China Revives Coal-to-Gas Megaproject as War Disrupts Global Energy Flows

By Charles Kennedy - Apr 20, 2026, 3:30 AM CDT

A project for the conversion of coal to gas in China has been revived and is set to launch this year as the world’s top energy importer grapples with the fallout of the war in the Middle East.

Work on the Fuxin project began in 2011, with a price tag of $3.7 billion, but three years later, it was suspended because the project had become too problematic, Bloomberg reported today. The problems included environmental concerns, cost, and logistical and technical challenges.

Its revival this year suggests that the market environment has changed sufficiently to improve the economics of the project, as the war between the U.S. and Israel, and Iran, disrupts the global gas supply balance and prompts a search for alternative supply.

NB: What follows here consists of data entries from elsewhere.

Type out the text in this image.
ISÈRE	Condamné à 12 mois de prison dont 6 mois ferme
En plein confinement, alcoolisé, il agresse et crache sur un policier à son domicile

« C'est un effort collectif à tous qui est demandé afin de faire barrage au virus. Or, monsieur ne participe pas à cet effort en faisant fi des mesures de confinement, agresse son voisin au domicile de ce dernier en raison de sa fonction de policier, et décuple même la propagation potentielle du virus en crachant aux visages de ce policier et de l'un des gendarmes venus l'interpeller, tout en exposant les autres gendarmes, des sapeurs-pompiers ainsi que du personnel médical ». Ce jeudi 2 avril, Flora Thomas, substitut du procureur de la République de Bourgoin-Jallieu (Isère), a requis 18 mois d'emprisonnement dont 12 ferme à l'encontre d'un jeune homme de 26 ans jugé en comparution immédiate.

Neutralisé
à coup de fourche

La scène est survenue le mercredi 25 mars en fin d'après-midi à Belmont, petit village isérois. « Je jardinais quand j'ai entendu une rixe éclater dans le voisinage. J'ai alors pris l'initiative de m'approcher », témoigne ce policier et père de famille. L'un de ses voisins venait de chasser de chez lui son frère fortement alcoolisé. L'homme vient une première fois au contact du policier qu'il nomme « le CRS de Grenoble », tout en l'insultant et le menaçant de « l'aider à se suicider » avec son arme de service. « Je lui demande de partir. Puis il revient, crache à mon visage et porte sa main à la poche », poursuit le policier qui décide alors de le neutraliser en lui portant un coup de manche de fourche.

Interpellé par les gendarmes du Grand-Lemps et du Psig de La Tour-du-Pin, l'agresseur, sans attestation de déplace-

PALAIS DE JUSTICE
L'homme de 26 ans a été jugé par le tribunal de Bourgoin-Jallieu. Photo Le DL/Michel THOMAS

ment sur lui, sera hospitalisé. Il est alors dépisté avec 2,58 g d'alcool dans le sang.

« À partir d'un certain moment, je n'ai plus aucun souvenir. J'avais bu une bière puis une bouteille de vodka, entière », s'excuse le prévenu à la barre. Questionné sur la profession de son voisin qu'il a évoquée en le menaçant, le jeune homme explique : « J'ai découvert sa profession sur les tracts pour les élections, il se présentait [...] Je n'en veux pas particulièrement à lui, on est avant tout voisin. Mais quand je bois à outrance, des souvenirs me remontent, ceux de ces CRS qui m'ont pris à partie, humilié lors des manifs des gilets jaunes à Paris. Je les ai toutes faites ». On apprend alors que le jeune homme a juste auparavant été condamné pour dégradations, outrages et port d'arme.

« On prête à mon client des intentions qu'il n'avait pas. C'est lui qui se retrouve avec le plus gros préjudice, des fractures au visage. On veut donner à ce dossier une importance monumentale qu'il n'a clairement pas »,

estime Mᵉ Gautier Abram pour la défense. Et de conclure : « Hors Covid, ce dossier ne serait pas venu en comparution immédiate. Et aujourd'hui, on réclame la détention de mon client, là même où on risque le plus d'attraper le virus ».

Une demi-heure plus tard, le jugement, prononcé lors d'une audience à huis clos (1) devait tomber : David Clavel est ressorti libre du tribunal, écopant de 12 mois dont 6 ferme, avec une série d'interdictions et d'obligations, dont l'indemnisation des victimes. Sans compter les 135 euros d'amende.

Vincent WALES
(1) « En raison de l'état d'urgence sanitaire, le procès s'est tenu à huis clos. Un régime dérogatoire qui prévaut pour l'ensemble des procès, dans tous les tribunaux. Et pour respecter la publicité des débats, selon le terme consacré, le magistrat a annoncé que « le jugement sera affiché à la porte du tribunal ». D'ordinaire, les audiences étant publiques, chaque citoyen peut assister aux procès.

China currently has more coal than it can use as is, Bloomberg noted in its report, while its supply of natural gas has been compromised by infrastructure damage in the Gulf. There are as many as 13 coal-to-gas projects either already under construction or in the planning stages across China. Construction time could take up to five years, Bloomberg reported, but if all these projects get built, they could boost China’s synthetic gas production capacity seven times, to reach over 52 billion cu m. This would be equal to 12% of the country’s total gas supply, consultancy OilChem says.

China continues to nearly single-handedly prop up global coal consumption growth and new coal-fired power generation, despite also being the world’s leading investor in renewables and battery storage.

The country is set to commission as many as 85 coal-fired power generating units this year, out of a total global of 104 coal projects slated for start-up in 2026, according to data by non-profit Global Energy Monitor released earlier this year. In addition to power generation, China is using coal to produce gas, liquids, and chemicals.